Üstünde tartışmaların devam ettiğini anladığımız eğitim sisteminin yenilenmesinde öğretmen ve öğretmen örgütlerinin de etkin ve açık katılımına açılırsa en doğru yolu bulacağımıza eminim.

Türkiye, her alanda ‘ben yaptım oldu’ anlayışını aşmalıdır. Sorunların çözümü, toplumun farklı düşünen bütün katmanlarının görüşlerinin alınmasında yatıyor bence.

Son tartışmalarda herkesin aklına takılan bir soru ya da kaygı var:

“Çocukların adrese dayalı okula yönlendirilmesi fikrinin kabul görmesi güzel. Peki ya her mahallede veya bölgede şu an Anadolu Lisesi adı altında eğitim veren okullar, İmam Hatip Lisesi’ne dönüştürülürse! Ve yüksek puan alamayanların hepsi evlerine en yakın imam hatip okullarına yönlendirilirse!”

Bana göre 1996-99 yılları arasında görev yaptığım İmam Hatip ortaokulu ve liseleri, meslek liseleri statüsünde olmalıdır. Geçmişte akademik liselerle yarıştırılan bu okullarda çok yoğun bir ders çeşitliliği vardır.

‘Bu okullarda din eğitimi mi veriliyor yoksa din öğretimi mi?’ sorusu da ayrı bir tartışma konusudur.

Bir kesim var ki imam hatiplerin meslek lisesi olmadığını iddia ediyor.

Bir başka kesim var ki bütün çocuklar imam hatibe yönlendirilsin isterken kendi çocuklarını ya özel okullara kaydettiriyor ya da akademik başarısı yüksek okullara yönlendiriyor. Bakıyoruz kimi imam hatip taraftarı yöneticilerimize, velileri imam hatiplere yönlendirirken kendi çocuklarını imam hatiplere göndermiyorlar.

Bu konu, ne yazık ki yıllardır eğitim sistemimizde tartışma konusu olmaktan çıkmadı.

Benim bildiğim ve okuduğum kadarıyla Türkiye’de hiçbir dönemde imam hatip okullarının önü kapanmadı. Biri çıkıp da ‘Ben veya çocuğum imam hatibe gitmek istiyorduk ama gidemedik’ diyebilir mi bilmiyorum.

Edindiğim bilgilere göre onca desteğe rağmen Ödemiş’te bu yıl imam hatip okullarına ilgi, geçen yıla göre düşmüş.

Ayrıca belirtmek gerekir ki şu an sınav sonucunda ortalama veya yüksek puan alan bir öğrenci, isterse imam hatibe kayıt yaptırabilir.
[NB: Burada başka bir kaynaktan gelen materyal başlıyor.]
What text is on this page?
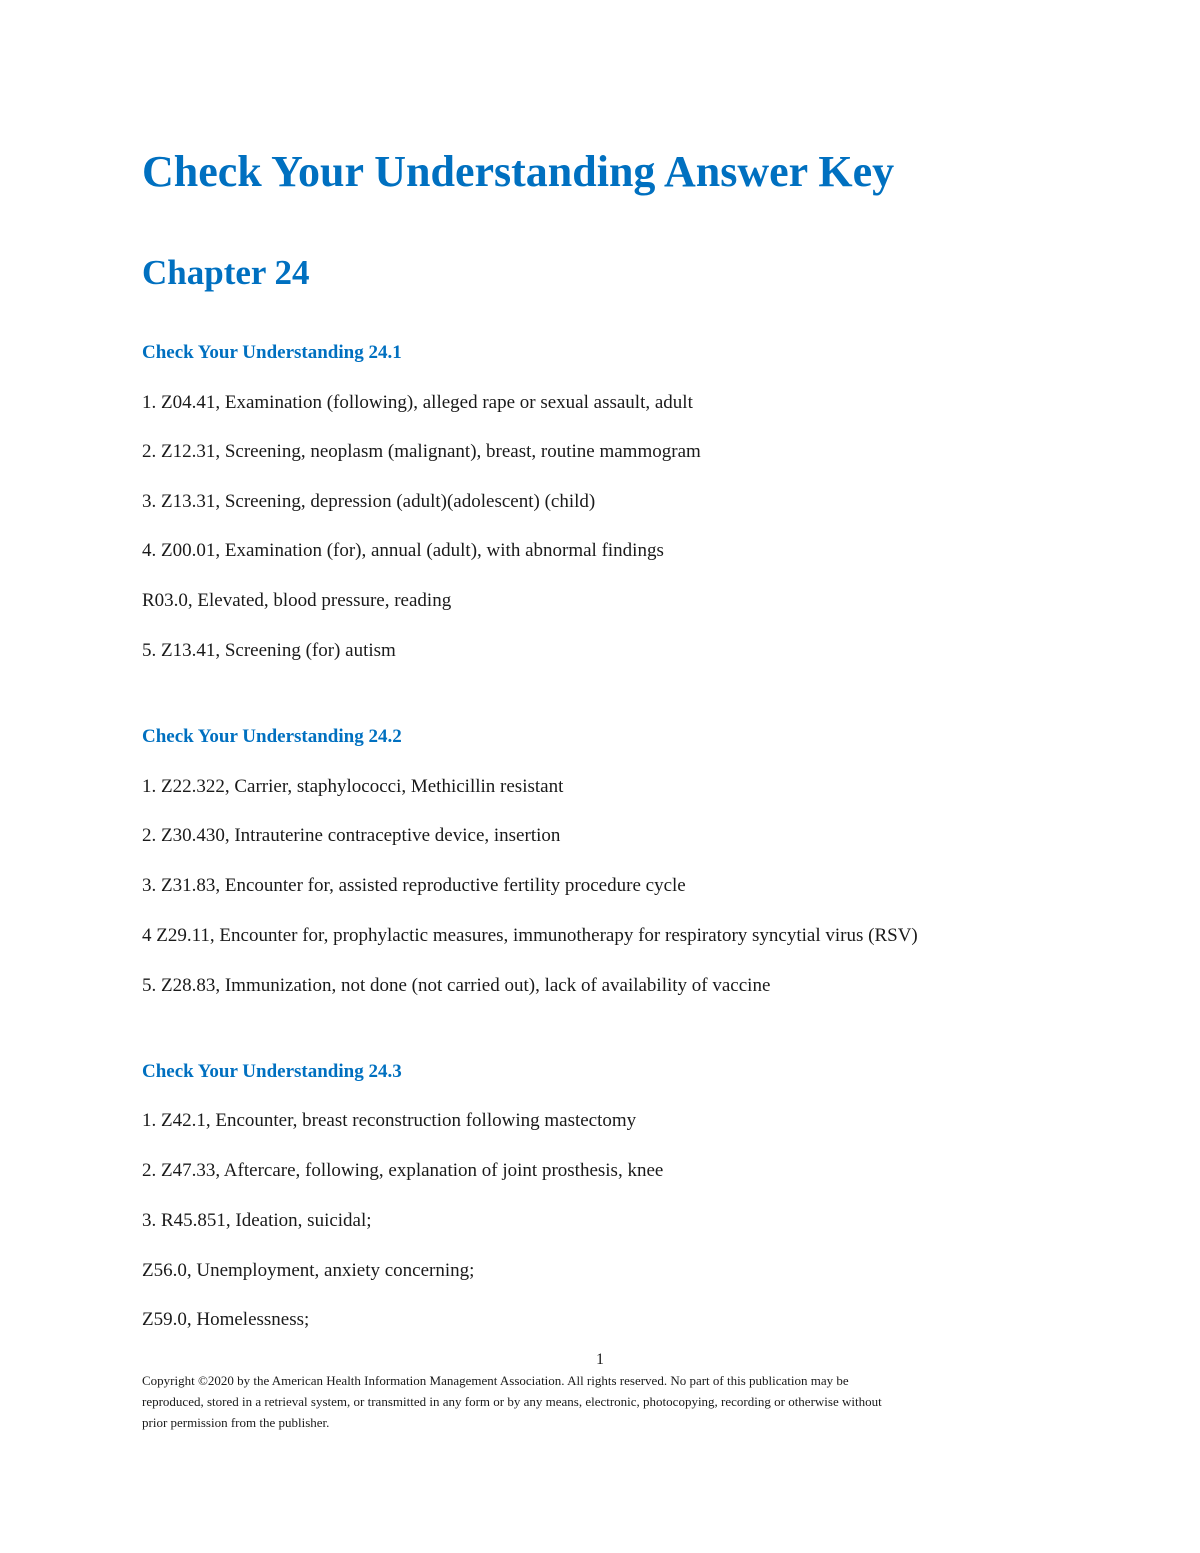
Check Your Understanding Answer Key
Chapter 24
Check Your Understanding 24.1

1. Z04.41, Examination (following), alleged rape or sexual assault, adult

2. Z12.31, Screening, neoplasm (malignant), breast, routine mammogram

3. Z13.31, Screening, depression (adult)(adolescent) (child)

4. Z00.01, Examination (for), annual (adult), with abnormal findings

R03.0, Elevated, blood pressure, reading

5. Z13.41, Screening (for) autism

Check Your Understanding 24.2

1. Z22.322, Carrier, staphylococci, Methicillin resistant

2. Z30.430, Intrauterine contraceptive device, insertion

3. Z31.83, Encounter for, assisted reproductive fertility procedure cycle

4 Z29.11, Encounter for, prophylactic measures, immunotherapy for respiratory syncytial virus (RSV)

5. Z28.83, Immunization, not done (not carried out), lack of availability of vaccine

Check Your Understanding 24.3

1. Z42.1, Encounter, breast reconstruction following mastectomy

2. Z47.33, Aftercare, following, explanation of joint prosthesis, knee

3. R45.851, Ideation, suicidal;

Z56.0, Unemployment, anxiety concerning;

Z59.0, Homelessness;

1
Copyright ©2020 by the American Health Information Management Association. All rights reserved. No part of this publication may be
reproduced, stored in a retrieval system, or transmitted in any form or by any means, electronic, photocopying, recording or otherwise without
prior permission from the publisher.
Bunun önünde hiçbir engel yok…

Yazı uzayacak ama son olarak bir gerçeği ifade etmeden de geçemeyeceğim:

Bir öğrenci, onca yıl yabancı dil eğitimi görür ama bir turistle üç cümle konuşamaz.

“Yüzde 99’u Müslüman” bir ülke olarak değerlendirilen bir ülkede her sınıfta din dersi zorunludur ama büyük bir çoğunluk da günde beş vakit dinlediği ‘ezan’ ile en az bir kez duyduğu ‘sela’da okunan cümlelerin anlamını bile bilmez. Ve bilgi mahiyetinde bile olsa diğer dinlerle ilgili beş doğru somut cümle kuramaz.